As soon as I had that image in mind, I knew exactly what I wanted to do with these cubes, right down to the colors. All I could see was an alternating pattern of turquoise cubes with red seed beads, and I couldn’t wait to get started. I played around with palettes/pattern combinations for awhile, and finally decided to just let the beads decide what colors would go where. All I had to do was pick a method.
I wanted a multi-strand necklace, and I wanted it to be easy to make. My last attempt at metal-free multi-strand without a complicated beadwork base was fairly successful, but I didn’t relish the idea of stringing thousands of seed beads onto a single thread. I decided to try a different approach that would work up much faster, with stronger results, and allow for a variety of different strand patterns.

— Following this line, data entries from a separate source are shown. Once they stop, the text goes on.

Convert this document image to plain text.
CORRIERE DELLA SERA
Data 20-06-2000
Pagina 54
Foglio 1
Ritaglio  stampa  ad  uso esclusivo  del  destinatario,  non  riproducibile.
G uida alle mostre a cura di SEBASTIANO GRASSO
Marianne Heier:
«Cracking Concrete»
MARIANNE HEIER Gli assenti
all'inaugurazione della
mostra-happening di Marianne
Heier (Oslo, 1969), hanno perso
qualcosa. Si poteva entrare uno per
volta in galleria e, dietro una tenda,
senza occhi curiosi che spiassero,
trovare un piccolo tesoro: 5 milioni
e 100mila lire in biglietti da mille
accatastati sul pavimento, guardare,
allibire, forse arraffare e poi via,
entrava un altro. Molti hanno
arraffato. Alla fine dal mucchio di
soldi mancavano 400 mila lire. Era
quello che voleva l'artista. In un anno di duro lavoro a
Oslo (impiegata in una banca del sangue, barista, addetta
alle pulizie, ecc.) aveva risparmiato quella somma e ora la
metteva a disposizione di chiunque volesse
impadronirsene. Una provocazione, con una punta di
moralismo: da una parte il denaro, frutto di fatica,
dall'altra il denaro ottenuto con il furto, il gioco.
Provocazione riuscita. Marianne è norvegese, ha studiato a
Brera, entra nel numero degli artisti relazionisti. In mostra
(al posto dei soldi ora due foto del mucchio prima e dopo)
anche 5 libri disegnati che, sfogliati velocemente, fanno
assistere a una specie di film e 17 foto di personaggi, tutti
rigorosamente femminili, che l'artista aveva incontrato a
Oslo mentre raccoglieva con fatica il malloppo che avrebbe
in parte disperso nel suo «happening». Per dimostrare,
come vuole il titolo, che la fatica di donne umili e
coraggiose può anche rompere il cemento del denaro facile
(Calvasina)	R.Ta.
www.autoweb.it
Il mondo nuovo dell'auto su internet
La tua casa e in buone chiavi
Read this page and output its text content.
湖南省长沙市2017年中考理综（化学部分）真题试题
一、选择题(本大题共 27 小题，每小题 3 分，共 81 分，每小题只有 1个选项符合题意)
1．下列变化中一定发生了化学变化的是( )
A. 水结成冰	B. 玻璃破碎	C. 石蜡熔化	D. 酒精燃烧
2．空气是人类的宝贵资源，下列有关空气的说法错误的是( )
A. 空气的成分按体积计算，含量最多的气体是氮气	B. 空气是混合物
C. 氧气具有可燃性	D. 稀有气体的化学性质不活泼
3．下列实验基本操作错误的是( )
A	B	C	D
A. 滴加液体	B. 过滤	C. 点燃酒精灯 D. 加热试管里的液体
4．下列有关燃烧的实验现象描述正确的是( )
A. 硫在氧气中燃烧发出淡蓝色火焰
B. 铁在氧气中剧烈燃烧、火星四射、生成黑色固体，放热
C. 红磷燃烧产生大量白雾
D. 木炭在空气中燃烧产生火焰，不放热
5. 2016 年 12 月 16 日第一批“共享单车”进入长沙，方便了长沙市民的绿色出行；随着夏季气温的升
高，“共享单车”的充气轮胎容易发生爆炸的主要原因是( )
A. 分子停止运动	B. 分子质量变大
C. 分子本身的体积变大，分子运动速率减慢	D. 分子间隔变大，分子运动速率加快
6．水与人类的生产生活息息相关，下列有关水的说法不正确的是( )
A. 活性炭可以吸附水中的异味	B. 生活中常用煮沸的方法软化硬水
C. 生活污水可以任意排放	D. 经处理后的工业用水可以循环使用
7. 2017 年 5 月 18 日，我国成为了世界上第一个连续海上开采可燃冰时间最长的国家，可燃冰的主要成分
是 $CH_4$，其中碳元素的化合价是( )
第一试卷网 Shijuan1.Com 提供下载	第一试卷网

Instead of working with a single continuous strand, I made several small ones until the beads ran out. Then all I had to do was gather them up with seed bead loops, anchored to some matching beadwork. Instead of spiral rope anchors, this time I used reverse daisy chain with the last of my black-and-white druks. I was able to mimic all of the opaque colors in the strands except for blue, and I actually prefer the omission.
My destash challenge is going to start getting a lot tougher from here on, since I’ve used up some of my favorite beads, and I’m left with a lot of miscellaneous focals and odd beads. I’m not sure that I’ll be able to top this necklace, which turned out to be so much more than the beads that it started with.
I can't help thinking that the combination of opaque colors and stripes resembles feathers from some kind of exotic game bird. I was so very tempted to call this necklace "Wild Turkey". What do you see?